Chissà se Oleg Sentsov, negli ultimi quattro anni, ha capito meglio la solitudine di Lyoscha, protagonista di Gamer, presentato nel 2012 al festival Rotterdam, un film che lo stava proiettando verso una carriera di successo come regista; traiettoria spezzata da un blitz nella notte di Sebastopoli l’11 maggio 2014 quando l’FSB – i servizi russi – lo arrestarono. Sentsov, schieratosi contro la Russia e a favore dell’Ucraina durante l’invasione/annessione della Crimea, è stato condannato a venti anni di carcere per terrorismo.

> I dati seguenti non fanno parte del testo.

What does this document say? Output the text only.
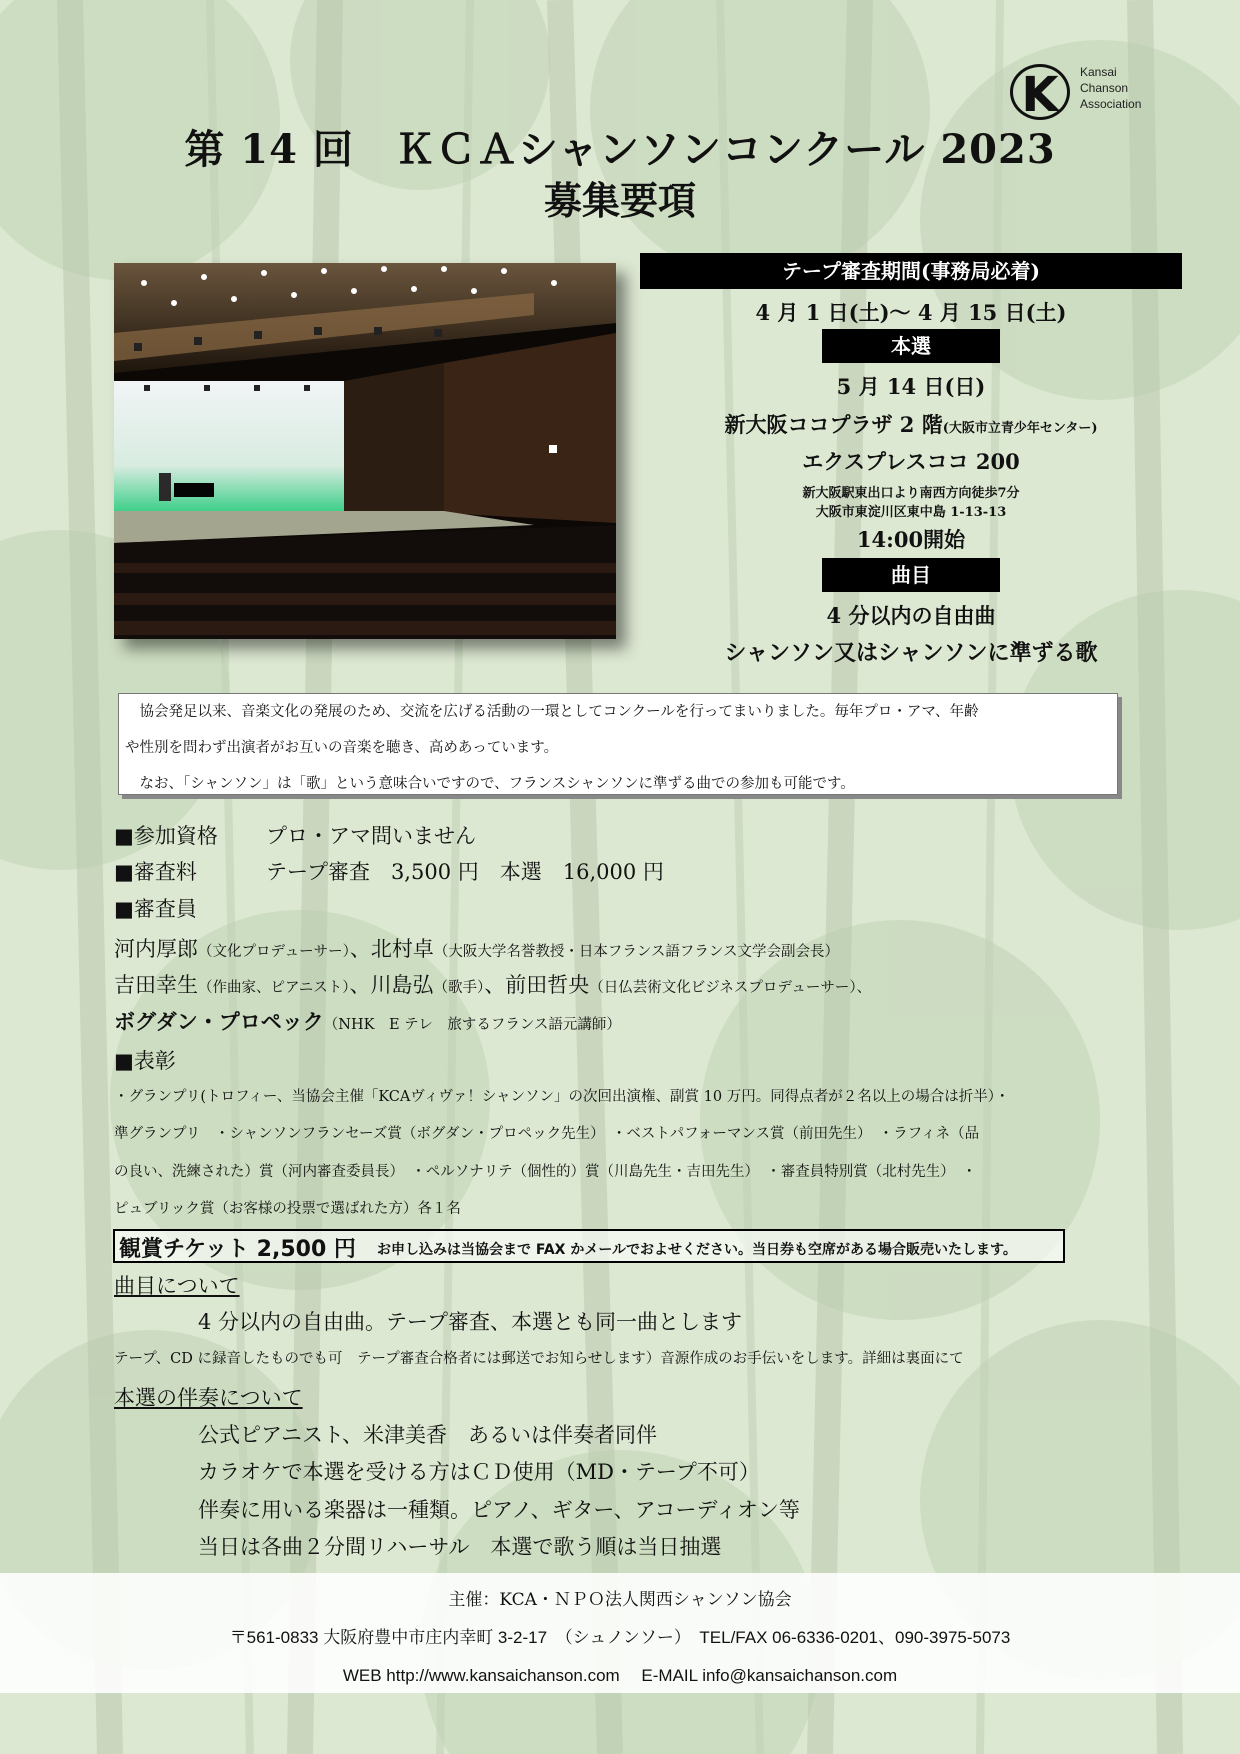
K	Kansai
Chanson
Association
第 14 回　ＫＣＡシャンソンコンクール 2023
募集要項
テープ審査期間(事務局必着)
4 月 1 日(土)～ 4 月 15 日(土)
本選
5 月 14 日(日)
新大阪ココプラザ 2 階(大阪市立青少年センター)
エクスプレスココ 200
新大阪駅東出口より南西方向徒歩7分
大阪市東淀川区東中島 1-13-13
14:00開始
曲目
4 分以内の自由曲
シャンソン又はシャンソンに準ずる歌

　協会発足以来、音楽文化の発展のため、交流を広げる活動の一環としてコンクールを行ってまいりました。毎年プロ・アマ、年齢

や性別を問わず出演者がお互いの音楽を聴き、高めあっています。

　なお、「シャンソン」は「歌」という意味合いですので、フランスシャンソンに準ずる曲での参加も可能です。

■参加資格 プロ・アマ問いません
■審査料	テープ審査　3,500 円　本選　16,000 円
■審査員
河内厚郎（文化プロデューサー）、北村卓（大阪大学名誉教授・日本フランス語フランス文学会副会長）
吉田幸生（作曲家、ピアニスト）、川島弘（歌手）、前田哲央（日仏芸術文化ビジネスプロデューサー）、
ボグダン・プロペック（NHK　E テレ　旅するフランス語元講師）
■表彰
・グランプリ(トロフィー、当協会主催「KCAヴィヴァ！シャンソン」の次回出演権、副賞 10 万円。同得点者が２名以上の場合は折半）・
準グランプリ　・シャンソンフランセーズ賞（ボグダン・プロペック先生）　・ベストパフォーマンス賞（前田先生）　・ラフィネ（品
の良い、洗練された）賞（河内審査委員長）　・ペルソナリテ（個性的）賞（川島先生・吉田先生）　・審査員特別賞（北村先生）　・
ピュブリック賞（お客様の投票で選ばれた方）各１名
観賞チケット 2,500 円 お申し込みは当協会まで FAX かメールでおよせください。当日券も空席がある場合販売いたします。
曲目について
4 分以内の自由曲。テープ審査、本選とも同一曲とします
テープ、CD に録音したものでも可　テープ審査合格者には郵送でお知らせします）音源作成のお手伝いをします。詳細は裏面にて
本選の伴奏について
公式ピアニスト、米津美香　あるいは伴奏者同伴
カラオケで本選を受ける方はＣＤ使用（MD・テープ不可）
伴奏に用いる楽器は一種類。ピアノ、ギター、アコーディオン等
当日は各曲２分間リハーサル　本選で歌う順は当日抽選
主催：KCA・ＮＰＯ法人関西シャンソン協会
〒561-0833 大阪府豊中市庄内幸町 3-2-17　（シュノンソー）　TEL/FAX 06-6336-0201、090-3975-5073
WEB http://www.kansaichanson.com　 E-MAIL info@kansaichanson.com
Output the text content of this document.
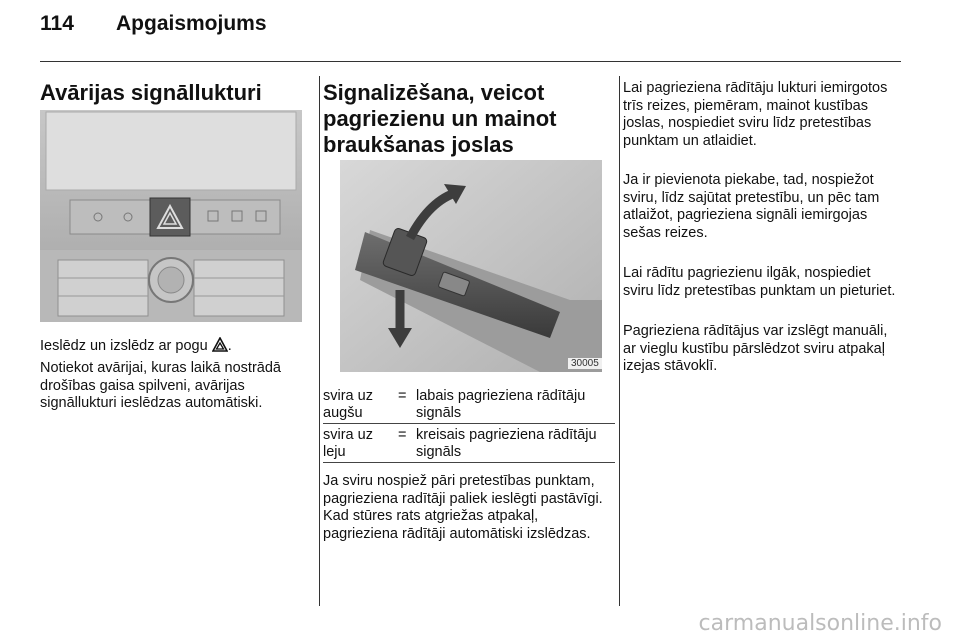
114 Apgaismojums
Avārijas signāllukturi

Ieslēdz un izslēdz ar pogu .

Notiekot avārijai, kuras laikā nostrādā drošības gaisa spilveni, avārijas signāllukturi ieslēdzas automātiski.

Signalizēšana, veicot pagriezienu un mainot braukšanas joslas
30005
svira uz augšu
= labais pagrieziena rādītāju signāls
svira uz leju
= kreisais pagrieziena rādītāju signāls

Ja sviru nospiež pāri pretestības punktam, pagrieziena radītāji paliek ieslēgti pastāvīgi. Kad stūres rats atgriežas atpakaļ, pagrieziena rādītāji automātiski izslēdzas.

Lai pagrieziena rādītāju lukturi iemirgotos trīs reizes, piemēram, mainot kustības joslas, nospiediet sviru līdz pretestības punktam un atlaidiet.

Ja ir pievienota piekabe, tad, nospiežot sviru, līdz sajūtat pretestību, un pēc tam atlaižot, pagrieziena signāli iemirgojas sešas reizes.

Lai rādītu pagriezienu ilgāk, nospiediet sviru līdz pretestības punktam un pieturiet.

Pagrieziena rādītājus var izslēgt manuāli, ar vieglu kustību pārslēdzot sviru atpakaļ izejas stāvoklī.

carmanualsonline.info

Li sta scontando nella colonia penale più settentrionale di Siberia, quella di Labytnangi dove oggi il calendario segna il suo 100mo giorno di sciopero della fame. Le sue condizioni sono critiche, ha perso ormai 30 chili di peso denunciano i suoi sostenitori. Il governo russo, nei giorni scorsi, ha invece rassicurato il nostro sottosegretario agli esteri Guglielmo Picchi. il vice ministro agli Esteri Grushko ha sostenuto che il regista non è in pericolo di vita e ha accesso ad ogni cura necessaria. Purtroppo non è stato consentito l’ingresso nella colonia penale ad Amnesty International che voleva far valutare le condizioni di salute del regista, da un medico indipendente. Il caso di Oleg ha mobilitato i governi occidentali, dei giorni scorsi la richiesta di scarcerazione dell’Alto Commissariato per i diritti dell’Uomo delle Nazioni Unite.
Sentsov è in sciopero della fame non per se ma per i 64 prigionieri ucraini in Russia che si considerano “politici”.
Secondo il Cremlino, Se entsov non può avere la grazia perchè non l’ha mai chiesta.

L’unica “sbavatura” di immagine dei mondiali 2018, altrimenti un successo in termini di impatto mediatico per la Russia e di sicurezza, è stata l’invasione di campo in finale di militanti vicine al gruppo pussy riot, per chiedere la liberazione dei detenuti politici.
L’impressione è che la mobilitazione dell’opinione pubblica, internazionale e non, aiuti a sbloccare casi di detenzioni legate a posizioni politiche, come accaduto nei giorni scorsi con il trasferimento agli arresti domiciliari di Anna e Maria, adolescenti accusate di estremismo per via di una chat anti-Putin in cui si è infiltrato un agente dell’FSB prima dei mondiali.
Certo a complicare il caso di Sentsov è il suo contesto: il conflitto in Ucraina dell’Est che resta aperto come un nervo scoperto, toccando il quale si riceve una scossa che impedisce di leggere le differenze tra libertà d’opinione, sicurezza, patriottismo, rivendicazioni territoriali, riconquista della grandeur russa di un tempo.